After settings this, restart the MySQL server.

PostgreSQL multibyte characters support

To create a new database with UTF-8 encoding you have to type the following line in terminal:

postgres=# create database motech_data_services with encoding='UTF-8' lc_collate='en_US.utf8' lc_ctype='en_US.utf8';

However you can encounter the following error:

ERROR: new encoding (UTF8) is incompatible with the encoding of the template database (SQL_ASCII)

It means that you have to change template’s encoding to UTF-8. You can do this like so:

postgres=# update pg_database set datallowconn = TRUE where datname = 'template0';
postgres=# \c template0.
template0=# update pg_database set datistemplate = FALSE where datname = 'template1';
template0=# drop database template1;
template0=# create database template1 with template = template0 encoding = 'UTF8';
template0=# update pg_database set datistemplate = TRUE where datname = 'template1';
template0=# \c template1
template1=# update pg_database set datallowconn = FALSE where datname = 'template0';

After setting this, you can once again type the database creation command.
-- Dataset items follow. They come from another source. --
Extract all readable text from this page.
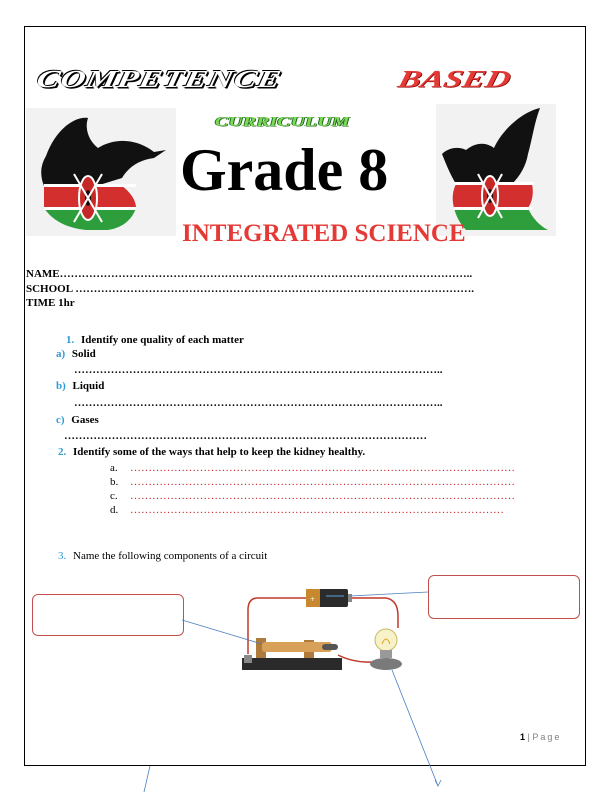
COMPETENCE	BASED
CURRICULUM
Grade 8
INTEGRATED SCIENCE
NAME…………………………………………………………………………………………………..
SCHOOL ……………………………………………………………………………………………….
TIME 1hr
1. Identify one quality of each matter
a) Solid
………………………………………………………………………………………..
b) Liquid
………………………………………………………………………………………..
c) Gases
………………………………………………………………………………………
2. Identify some of the ways that help to keep the kidney healthy.
a. ……………………………………………………………………………………………
b. ……………………………………………………………………………………………
c. ……………………………………………………………………………………………
d. …………………………………………………………………………………………
3. Name the following components of a circuit
+
1 | Page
Tomcat multibyte characters support

To support the feature you have to configure the connector in Tomcat’s server.xml like so :

<Connector port="8080" protocol="HTTP/1.1"
           connectionTimeout="20000"
           redirectPort="8443"
           URIEncoding="UTF-8"
           useBodyEncodingForURI="true"/>

Now if you want to use multibyte characters in a request url properly you can add manually the following header to the request headers:

Content-Type : application/x-www-form-urlencoded; charset=UTF-8

However you can set this globally by adding the following filter in Tomcat’s web.xml, otherwise your controller’s request mapping will not work correctly :

<filter>
    <filter-name>encodingFilter</filter-name>
    <filter-class>org.springframework.web.filter.CharacterEncodingFilter</filter-class>
    <init-param>
        <param-name>encoding</param-name>
        <param-value>UTF-8</param-value>
    </init-param>
    <init-param>
        <param-name>forceEncoding</param-name>
        <param-value>true</param-value>
    </init-param>
</filter>
<filter-mapping>
    <filter-name>encodingFilter</filter-name>
    <url-pattern>/*</url-pattern>
</filter-mapping>